Cukong memang selalu nyaman dengan sistem yang lebih otoriter, kalau bisa mendekati Orde Baru. Sehingga akan sangat berbahaya bagi para cukong bila
akhirnya yang menang adalah calon alternatif yang didukung rakyat, yang menginginkan Indonesia lepas dari jeratan oligarki.
Maka lembaga seperti MK jelas berada di bawah kendali para cukong ini, agar segala gugatan terhadap Presidential Threshold harus ditolak (sudah 15 kali ditolak). Apapun caranya, berapapun biayanya.
“Ambil contoh, ada seorang cukong besar yang mengaku menguasai 112 orang anggota DPR. Merupakan fraksi terbesar. Sebagian perwira tinggi dan menengah di tentara dan kepolisian hingga kejaksaan di bawah kendali si cukong. Kepentingan cukong ini jelas, agar kepentingan bisnisnya diamankan di DPR,” papar Gede.
Bahkan salah satu gubernur jelas adalah juru bicara grup bisnis mereka. Ini
baru satu cukong. Ada cukong-cukong yang lain yang juga memiliki pola permainan mirip. Bisa dibayangkan, akibatnya seluruh pejabat kita dalam trias politica plus pertahanan, disibukkan oleh kepentingan bisnis para cukong.
“Bukannya mereka mengayomi rakyat, malah lebih sering berhadapan dengan rakyat,” Gede melanjutkan.

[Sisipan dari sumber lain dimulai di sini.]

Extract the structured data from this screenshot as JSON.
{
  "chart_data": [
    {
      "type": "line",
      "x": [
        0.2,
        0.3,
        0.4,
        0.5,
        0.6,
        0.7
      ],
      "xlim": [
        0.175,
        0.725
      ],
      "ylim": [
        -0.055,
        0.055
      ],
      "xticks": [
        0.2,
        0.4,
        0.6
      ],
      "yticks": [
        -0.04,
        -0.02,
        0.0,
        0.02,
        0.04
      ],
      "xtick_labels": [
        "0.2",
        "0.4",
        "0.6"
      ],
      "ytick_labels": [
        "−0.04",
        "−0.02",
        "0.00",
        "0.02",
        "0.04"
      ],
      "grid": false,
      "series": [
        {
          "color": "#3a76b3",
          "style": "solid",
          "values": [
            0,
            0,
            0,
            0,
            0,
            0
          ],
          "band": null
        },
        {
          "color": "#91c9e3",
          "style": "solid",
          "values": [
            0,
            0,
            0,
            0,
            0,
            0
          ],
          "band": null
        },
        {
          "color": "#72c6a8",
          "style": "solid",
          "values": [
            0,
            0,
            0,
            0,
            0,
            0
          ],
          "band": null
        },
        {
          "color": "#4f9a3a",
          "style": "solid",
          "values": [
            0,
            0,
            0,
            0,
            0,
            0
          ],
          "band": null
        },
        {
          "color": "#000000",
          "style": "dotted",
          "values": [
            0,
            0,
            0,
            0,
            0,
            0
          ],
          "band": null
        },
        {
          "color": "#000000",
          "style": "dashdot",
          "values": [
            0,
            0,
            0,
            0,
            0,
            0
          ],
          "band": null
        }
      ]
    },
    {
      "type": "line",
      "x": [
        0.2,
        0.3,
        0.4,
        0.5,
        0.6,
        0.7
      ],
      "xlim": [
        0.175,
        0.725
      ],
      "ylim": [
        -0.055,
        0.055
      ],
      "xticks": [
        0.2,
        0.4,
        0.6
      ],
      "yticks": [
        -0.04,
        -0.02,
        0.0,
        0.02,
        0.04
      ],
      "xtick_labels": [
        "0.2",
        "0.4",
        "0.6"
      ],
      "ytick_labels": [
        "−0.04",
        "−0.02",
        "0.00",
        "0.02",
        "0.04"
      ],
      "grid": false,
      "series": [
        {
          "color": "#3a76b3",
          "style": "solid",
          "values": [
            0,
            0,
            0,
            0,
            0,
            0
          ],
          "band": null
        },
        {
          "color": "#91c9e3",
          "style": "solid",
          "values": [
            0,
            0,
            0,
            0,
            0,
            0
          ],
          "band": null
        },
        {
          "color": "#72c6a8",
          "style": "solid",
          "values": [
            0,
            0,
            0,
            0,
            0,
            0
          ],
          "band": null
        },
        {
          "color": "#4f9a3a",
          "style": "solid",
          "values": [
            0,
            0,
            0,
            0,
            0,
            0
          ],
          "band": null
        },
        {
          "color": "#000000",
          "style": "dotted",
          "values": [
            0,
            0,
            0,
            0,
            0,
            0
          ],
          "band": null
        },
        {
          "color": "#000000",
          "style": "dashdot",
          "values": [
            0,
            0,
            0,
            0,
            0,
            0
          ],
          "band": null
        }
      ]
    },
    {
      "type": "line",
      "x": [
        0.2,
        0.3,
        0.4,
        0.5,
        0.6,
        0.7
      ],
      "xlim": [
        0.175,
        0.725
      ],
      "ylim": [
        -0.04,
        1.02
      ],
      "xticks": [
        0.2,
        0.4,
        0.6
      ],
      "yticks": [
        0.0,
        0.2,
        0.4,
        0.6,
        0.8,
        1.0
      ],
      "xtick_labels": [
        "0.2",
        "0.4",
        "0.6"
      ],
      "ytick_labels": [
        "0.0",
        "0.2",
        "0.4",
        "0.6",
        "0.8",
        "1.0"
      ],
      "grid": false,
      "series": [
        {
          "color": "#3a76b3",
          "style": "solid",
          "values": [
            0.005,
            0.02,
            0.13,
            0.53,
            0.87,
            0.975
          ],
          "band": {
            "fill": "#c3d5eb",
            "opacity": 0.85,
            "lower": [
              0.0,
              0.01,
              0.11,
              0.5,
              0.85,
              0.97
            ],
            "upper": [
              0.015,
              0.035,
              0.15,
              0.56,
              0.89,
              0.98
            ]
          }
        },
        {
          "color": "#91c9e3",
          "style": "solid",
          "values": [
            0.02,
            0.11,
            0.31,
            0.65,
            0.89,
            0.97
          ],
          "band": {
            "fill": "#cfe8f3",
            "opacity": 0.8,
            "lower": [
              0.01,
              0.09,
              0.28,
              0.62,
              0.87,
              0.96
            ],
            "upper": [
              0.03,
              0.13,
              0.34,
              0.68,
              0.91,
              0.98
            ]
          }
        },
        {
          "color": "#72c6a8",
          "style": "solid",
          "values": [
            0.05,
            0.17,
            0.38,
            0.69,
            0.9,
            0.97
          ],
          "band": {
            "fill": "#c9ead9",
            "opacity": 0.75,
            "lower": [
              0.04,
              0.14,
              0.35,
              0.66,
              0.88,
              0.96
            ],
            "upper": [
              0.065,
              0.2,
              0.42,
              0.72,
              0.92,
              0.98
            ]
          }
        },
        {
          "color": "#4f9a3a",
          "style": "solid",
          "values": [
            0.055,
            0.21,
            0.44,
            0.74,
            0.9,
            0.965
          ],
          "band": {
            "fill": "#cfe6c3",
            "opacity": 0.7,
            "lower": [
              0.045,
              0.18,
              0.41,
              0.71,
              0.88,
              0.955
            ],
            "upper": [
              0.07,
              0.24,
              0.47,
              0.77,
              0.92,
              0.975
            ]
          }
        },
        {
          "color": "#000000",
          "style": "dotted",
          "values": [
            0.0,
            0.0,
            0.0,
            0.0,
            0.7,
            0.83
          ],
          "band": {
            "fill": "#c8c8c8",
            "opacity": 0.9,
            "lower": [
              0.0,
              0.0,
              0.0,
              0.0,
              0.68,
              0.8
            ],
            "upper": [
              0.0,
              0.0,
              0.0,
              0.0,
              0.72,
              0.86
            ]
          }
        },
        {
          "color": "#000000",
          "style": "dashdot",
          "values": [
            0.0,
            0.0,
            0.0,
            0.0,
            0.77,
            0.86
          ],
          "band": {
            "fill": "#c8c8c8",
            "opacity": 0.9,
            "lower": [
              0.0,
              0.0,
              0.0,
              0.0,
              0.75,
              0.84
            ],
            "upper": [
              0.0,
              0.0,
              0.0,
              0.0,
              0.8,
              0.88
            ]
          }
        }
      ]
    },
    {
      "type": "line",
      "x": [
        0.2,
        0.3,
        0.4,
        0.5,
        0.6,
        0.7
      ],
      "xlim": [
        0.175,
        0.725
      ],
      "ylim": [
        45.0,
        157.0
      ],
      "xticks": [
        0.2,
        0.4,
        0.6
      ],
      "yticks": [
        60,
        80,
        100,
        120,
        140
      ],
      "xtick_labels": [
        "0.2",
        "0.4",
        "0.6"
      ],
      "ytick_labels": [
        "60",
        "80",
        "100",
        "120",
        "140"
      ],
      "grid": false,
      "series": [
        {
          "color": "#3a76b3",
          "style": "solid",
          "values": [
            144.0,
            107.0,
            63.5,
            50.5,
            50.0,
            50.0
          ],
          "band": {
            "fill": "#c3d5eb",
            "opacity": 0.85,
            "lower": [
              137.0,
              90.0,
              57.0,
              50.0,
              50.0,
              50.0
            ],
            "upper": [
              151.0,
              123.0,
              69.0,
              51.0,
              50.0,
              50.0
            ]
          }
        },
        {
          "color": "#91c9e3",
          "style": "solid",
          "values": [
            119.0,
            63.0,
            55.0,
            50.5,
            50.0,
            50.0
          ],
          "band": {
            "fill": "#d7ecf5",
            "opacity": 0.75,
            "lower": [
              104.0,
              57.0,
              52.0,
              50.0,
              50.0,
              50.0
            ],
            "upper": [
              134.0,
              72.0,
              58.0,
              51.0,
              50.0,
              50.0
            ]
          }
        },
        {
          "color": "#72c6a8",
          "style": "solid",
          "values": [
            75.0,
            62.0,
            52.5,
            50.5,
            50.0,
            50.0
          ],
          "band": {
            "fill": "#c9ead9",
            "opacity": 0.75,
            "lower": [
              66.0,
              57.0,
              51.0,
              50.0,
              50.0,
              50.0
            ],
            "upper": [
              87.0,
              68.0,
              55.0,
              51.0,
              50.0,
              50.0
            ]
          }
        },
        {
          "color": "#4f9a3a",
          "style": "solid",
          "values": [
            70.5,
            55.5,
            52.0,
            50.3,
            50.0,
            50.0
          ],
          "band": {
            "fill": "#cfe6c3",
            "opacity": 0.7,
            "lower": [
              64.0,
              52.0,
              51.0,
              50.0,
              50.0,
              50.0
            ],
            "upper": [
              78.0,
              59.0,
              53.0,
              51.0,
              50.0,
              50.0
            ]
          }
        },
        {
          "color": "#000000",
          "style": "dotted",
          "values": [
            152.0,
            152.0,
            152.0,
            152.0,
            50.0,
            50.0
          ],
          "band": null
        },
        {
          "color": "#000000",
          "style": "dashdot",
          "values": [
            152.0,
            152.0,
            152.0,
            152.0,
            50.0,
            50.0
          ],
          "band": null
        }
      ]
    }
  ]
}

Oligarki sangat berkepentingan dengan mundurnya demokrasi. Sebisa mungkin bagaimana caranya agar rakyat takut berbicara, maka diadakanlah UU ITE dan Revisi UU KUHAP tentang hukuman
penghina presiden dan anggota DPR.
“Dijaganya angka Presidential Threshold yang tinggi, agar permainan menjadi lebih mudah bagi mereka. Hanya dua calon, dan keduanya harus adalah orang-orangnya oligark. Dibuatnya aturan yang mempersulit munculnya partai baru. Demokrasi menjadi sempit. Akibatnya suara-suara yang menyuarakan ketidakadilan menjadi sulit muncul,” tandas Gede.